MATERIALS AND METHODS
From March 2018 to February 2019, 23 patients manifesting clinical characteristics and epidemiologic features of tsutsugamushi disease on Jeju Island were investigated. For comparison of eschar sizes between the two regions, 12 patients with tsutsugamushi disease in Incheon were similarly examined.
RESULTS
Three patients, two on the first day and one on the fourth day of fever, presented with papules of 2 - 5 mm in diameter. Another three patients, one on the second day and two on the fourth day, presented with ruptured vesicles of 5 - 8 mm in diameter. Thirteen patients presented with eschars covered with dark scabs, with a median diameter of 5 (95% confidence interval [CI], 5 - 7.5) × 4 (95% CI, 3 - 5) mm. The medians of the eschar sizes did not differ between the two cities (P = 0.46 by Mann-Whitney U test), but eschars ≥10 mm in diameter were more frequent in Incheon than in Seogwipo-si (4 of 12 vs. 0 of 13 patients, P = 0.04 by Fisher's exact test). One patient presented with multiple eschars, and no eschar was detected in the remaining three patients. Among 11 Jeju Island patients with positive IgG and IgM antibodies, seven patients revealed higher IgG than IgM antibody titers during the acute phase of the illness, i.e., the IgG antibody response, two patients had equal IgG and IgM titers, and two patients presented the IgM antibody response. Life-threatening complications and death were not observed in this study.
CONCLUSION
The patients in Seogwipo-si had small-sized eschars and occasionally exhibited non-necrotic lesions. Many patients had serologically reinfected tsutsugamushi disease. Further studies are needed to investigate the association between these findings.

Keyword

Eschar; Orientia tsutsugamushi; Scrub typhus; Tsutsugamushi disease

MeSH Terms

Antibodies
Antibody Formation
Fever
Humans
Immunoglobulin G
Immunoglobulin M
Incheon
Korea*
Orientia tsutsugamushi
Scrub Typhus*
Volunteers
Antibodies
Immunoglobulin G
Immunoglobulin M

Figure

  • Figure 1 A 2-mm-diameter papule is observed on the back of the patient who presented on hospital 2 day after the onset of fever. Generalized macular rashes are already present. One day after doxycycline therapy, the surrounding erythema reduces in diameter from 11 × 26 mm initially to 10 × 20 mm.

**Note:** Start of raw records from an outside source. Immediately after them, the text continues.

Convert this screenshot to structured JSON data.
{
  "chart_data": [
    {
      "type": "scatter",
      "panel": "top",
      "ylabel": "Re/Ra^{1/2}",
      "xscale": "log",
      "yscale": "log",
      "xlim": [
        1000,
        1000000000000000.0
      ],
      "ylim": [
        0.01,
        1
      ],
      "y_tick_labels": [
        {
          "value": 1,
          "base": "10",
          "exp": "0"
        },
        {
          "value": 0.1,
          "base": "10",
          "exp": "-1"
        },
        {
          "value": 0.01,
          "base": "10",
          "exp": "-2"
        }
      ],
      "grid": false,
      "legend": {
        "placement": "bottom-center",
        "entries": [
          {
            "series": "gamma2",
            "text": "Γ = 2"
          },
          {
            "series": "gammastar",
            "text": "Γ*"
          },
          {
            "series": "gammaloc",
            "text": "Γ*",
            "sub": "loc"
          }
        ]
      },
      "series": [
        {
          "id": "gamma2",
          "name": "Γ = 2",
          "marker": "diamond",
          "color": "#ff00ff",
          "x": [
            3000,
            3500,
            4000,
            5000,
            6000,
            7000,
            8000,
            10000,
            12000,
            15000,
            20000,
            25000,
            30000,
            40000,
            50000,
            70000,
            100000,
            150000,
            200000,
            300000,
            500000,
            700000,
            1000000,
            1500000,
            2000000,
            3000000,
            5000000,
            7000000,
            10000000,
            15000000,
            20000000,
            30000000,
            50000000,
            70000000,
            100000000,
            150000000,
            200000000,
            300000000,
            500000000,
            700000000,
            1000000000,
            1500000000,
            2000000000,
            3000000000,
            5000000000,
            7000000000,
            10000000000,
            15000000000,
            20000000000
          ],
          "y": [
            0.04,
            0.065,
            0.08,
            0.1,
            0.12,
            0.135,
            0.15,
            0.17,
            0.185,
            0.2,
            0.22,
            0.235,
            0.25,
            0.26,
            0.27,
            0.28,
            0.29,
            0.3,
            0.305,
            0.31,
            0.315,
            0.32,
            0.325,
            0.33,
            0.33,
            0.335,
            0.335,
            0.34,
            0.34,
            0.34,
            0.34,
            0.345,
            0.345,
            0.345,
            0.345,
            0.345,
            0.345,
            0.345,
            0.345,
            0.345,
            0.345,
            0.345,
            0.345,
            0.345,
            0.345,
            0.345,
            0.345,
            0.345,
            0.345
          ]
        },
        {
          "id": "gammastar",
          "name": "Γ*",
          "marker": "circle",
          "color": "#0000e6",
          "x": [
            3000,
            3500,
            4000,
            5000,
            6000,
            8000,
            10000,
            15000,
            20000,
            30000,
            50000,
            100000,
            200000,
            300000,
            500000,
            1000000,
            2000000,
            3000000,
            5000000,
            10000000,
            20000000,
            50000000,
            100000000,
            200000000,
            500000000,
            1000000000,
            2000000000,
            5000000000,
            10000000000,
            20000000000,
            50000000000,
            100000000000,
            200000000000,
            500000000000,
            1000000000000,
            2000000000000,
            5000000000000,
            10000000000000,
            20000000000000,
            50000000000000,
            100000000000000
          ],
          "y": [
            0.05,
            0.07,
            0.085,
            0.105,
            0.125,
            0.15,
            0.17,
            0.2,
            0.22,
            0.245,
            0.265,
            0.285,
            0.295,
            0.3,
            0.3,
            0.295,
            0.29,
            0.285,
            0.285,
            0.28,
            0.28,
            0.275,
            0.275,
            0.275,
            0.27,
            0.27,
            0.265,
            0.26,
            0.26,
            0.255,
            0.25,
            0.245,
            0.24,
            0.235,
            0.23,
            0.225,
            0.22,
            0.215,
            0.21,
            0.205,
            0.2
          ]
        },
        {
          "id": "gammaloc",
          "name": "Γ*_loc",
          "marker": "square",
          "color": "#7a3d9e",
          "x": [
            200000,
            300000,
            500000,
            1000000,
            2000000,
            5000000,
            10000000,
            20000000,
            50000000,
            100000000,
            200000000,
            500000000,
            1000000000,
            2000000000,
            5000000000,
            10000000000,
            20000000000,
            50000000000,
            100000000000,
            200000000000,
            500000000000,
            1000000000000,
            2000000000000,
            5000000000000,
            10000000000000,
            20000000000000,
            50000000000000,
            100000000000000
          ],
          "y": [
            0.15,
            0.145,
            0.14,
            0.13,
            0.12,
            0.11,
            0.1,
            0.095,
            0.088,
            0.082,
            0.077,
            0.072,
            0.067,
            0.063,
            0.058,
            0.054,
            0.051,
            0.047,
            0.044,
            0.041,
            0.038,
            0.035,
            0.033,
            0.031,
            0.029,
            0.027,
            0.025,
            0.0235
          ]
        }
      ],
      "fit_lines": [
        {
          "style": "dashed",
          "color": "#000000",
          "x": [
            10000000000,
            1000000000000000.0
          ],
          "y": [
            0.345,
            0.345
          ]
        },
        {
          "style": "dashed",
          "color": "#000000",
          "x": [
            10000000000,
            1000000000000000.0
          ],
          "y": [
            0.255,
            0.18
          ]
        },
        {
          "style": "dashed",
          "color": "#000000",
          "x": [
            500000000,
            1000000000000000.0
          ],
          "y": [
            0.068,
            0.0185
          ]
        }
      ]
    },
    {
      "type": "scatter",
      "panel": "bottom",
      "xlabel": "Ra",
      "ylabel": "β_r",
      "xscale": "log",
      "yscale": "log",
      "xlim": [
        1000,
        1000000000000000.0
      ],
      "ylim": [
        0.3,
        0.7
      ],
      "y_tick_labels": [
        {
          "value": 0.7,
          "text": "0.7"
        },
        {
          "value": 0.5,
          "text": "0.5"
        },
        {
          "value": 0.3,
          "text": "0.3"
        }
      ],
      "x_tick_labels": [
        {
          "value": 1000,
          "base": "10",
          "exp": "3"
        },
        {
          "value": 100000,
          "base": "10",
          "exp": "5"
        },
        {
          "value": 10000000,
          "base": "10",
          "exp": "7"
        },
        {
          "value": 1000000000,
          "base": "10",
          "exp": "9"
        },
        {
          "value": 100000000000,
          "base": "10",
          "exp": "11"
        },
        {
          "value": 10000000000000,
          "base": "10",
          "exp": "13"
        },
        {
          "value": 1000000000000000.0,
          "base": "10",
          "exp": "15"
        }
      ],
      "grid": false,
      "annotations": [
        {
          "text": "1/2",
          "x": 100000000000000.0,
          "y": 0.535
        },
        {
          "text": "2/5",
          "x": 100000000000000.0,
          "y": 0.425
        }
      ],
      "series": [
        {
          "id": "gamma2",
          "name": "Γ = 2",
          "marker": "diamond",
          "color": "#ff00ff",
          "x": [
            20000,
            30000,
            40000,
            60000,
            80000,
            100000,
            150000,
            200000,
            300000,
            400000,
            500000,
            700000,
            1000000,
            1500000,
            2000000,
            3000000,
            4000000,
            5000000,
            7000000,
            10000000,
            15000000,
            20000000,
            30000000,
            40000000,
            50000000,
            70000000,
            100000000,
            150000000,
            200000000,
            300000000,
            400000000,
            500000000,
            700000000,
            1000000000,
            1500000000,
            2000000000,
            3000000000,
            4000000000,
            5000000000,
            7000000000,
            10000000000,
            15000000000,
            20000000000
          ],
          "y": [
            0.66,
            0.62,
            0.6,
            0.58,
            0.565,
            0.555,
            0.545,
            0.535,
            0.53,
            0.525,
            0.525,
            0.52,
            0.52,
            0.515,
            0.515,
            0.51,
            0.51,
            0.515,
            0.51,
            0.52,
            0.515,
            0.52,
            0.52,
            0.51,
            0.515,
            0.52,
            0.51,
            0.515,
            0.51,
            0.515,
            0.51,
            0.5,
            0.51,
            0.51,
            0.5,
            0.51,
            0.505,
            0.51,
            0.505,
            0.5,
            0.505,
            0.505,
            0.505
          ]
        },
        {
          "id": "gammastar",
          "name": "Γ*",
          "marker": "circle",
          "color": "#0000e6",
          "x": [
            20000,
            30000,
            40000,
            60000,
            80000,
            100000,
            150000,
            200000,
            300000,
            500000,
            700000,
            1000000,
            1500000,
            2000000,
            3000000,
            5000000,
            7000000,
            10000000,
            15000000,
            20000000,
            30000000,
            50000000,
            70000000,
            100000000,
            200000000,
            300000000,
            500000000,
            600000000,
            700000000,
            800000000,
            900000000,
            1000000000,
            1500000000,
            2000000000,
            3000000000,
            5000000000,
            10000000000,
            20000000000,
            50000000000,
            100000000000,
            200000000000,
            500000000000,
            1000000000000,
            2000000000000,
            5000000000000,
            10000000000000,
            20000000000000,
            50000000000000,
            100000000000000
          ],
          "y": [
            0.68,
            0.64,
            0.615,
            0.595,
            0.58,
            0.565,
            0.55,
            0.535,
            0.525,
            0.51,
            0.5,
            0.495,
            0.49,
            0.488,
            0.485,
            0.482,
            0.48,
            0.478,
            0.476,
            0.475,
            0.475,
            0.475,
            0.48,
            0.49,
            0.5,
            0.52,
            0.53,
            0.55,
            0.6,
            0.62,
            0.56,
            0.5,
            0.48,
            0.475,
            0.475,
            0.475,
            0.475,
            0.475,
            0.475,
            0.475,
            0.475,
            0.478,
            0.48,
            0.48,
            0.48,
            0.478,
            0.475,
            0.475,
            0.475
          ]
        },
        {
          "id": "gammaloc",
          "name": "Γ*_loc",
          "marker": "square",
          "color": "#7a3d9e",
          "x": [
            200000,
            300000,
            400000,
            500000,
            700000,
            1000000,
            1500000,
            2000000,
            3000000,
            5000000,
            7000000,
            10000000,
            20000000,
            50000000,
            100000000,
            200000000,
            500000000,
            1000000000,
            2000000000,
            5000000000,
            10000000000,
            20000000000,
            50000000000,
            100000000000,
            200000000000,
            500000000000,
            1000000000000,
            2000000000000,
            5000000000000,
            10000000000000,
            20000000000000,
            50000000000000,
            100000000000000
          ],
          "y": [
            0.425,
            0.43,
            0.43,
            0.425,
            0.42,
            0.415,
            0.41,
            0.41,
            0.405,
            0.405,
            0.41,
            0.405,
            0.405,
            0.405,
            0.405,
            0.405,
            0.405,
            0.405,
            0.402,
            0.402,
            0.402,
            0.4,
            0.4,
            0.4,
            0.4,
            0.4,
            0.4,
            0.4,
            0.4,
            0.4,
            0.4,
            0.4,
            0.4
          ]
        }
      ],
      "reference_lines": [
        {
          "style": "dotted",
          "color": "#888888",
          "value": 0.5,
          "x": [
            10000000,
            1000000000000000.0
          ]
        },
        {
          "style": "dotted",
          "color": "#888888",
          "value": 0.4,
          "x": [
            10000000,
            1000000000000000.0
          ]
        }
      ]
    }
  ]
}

  • Figure 2 (A) A ruptured vesicle is observed on the left axilla, who presents on day 4 of myalgia. The size is 5×8 mm with the surrounding erythema of 10 × 18 mm. (B) Four days after doxycycline medication, the inoculation lesion regresses to 1 × 4 mm and does not progress to a necrotic lesion.

  • Figure 3 A partially denuded vesicle is observed on the right femoral area in a patient who presented on day 2 of fever. The size of the vesicle is 5 × 7 mm with the surrounding erythema of 8 × 12 mm. Four days after management with doxycycline, the vesicle progresses to a necrotic lesion of 3 × 5 mm in size.